Concurso Nacional de Acesso ao Ensino Superior - Engenharia volta a liderar médias de entrada


6/2017
11 de setembro de 2017

Os resultados da primeira fase do Concurso Nacional de Acesso ao Ensino Superior divulgados pela Direção-Geral do Ensino Superior (DGES) revelam que os cursos de Engenharia Aeroespacial e Engenharia Física e Tecnológica, do Instituto Superior Técnico de Lisboa (IST), e o curso de Engenharia e Gestão Industrial, da Faculdade de Engenharia da Universidade do Porto (FEUP), registaram as notas mínimas mais elevadas de acesso de todo o concurso, reafirmando uma tendência iniciada nas colocações de 2016.

Na verdade, verifica-se que, dos dez cursos melhor posicionados nas escolhas dos jovens estudantes, cinco são de engenharia.

Uma primeira leitura das informações disponibilizadas pela DGES permite ainda concluir que os candidatos ao ensino superior apostaram na engenharia como área de formação, uma vez que o número de colocações em cursos de engenharia subiu mais de 11% relativamente à 1.ª fase concurso nacional de 2016 (9.235 contra 8.301).

Por outro lado, nas cinco instituições de ensino que registam as notas mínimas de entrada mais elevadas do país (Universidade do Porto, Universidade do Minho, Universidade de Lisboa, Universidade Nova de Lisboa e Instituto Politécnico do Porto), os graus de preenchimento de vagas situam-se acima de 98%, havendo dois casos em que a cobertura é plena (Universidade do Minho e Universidade Nova de Lisboa).

Um foco incontornável de atenção respeita às colocações em cursos de engenharia civil, pelos impactos da crise económica dos últimos anos e pela perceção pública errada de que o âmbito daquela atividade se limita ao setor da construção e obras públicas. Também a esse respeito se verificou uma evolução muito positiva, tendo o número de vagas crescido 29% em relação a 2016 e sido colocados mais 52% de alunos em relação ao ano anterior (513 contra 338).
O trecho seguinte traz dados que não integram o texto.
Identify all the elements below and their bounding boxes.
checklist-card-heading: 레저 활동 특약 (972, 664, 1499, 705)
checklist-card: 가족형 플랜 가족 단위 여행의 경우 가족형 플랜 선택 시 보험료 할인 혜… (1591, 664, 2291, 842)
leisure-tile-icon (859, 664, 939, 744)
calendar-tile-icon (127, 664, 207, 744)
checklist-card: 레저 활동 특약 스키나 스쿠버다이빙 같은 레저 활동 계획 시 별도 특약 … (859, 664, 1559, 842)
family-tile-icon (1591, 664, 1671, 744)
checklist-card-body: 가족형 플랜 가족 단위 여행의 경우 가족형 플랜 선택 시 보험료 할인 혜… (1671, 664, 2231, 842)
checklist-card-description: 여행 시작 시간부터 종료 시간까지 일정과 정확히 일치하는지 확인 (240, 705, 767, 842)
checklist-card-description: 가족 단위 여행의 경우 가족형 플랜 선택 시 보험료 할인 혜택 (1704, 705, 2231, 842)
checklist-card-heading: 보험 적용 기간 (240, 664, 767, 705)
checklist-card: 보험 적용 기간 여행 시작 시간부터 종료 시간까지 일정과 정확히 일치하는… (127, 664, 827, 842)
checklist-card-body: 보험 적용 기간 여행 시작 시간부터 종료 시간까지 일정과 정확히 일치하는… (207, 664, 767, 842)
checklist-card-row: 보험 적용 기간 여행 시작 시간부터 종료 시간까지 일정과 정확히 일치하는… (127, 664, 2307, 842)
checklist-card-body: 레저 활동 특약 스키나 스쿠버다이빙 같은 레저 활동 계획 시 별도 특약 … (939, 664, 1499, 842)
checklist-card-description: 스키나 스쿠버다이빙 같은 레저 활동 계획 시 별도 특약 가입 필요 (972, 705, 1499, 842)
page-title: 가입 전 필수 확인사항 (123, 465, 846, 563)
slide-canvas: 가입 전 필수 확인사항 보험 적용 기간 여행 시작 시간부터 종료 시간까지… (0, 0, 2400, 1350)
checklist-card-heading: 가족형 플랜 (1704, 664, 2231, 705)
Quanto às vagas oferecidas que ficaram sem colocações (1.923 vagas sobrantes), apesar de ser considerado um número elevado pela Ordem dos Engenheiros, é, ainda assim, um resultado bastante inferior ao ocorrido na 1.ª fase de 2016 (2.465).



Face aos resultados da primeira fase do Concurso Nacional de Acesso ao Ensino Superior, a Ordem dos Engenheiros congratula-se por verificar que a formação superior em engenharia e a valorização da profissão estão a ganhar força no seio das famílias portuguesas, conquistando a preferência dos futuros profissionais que o país libertará para o mercado.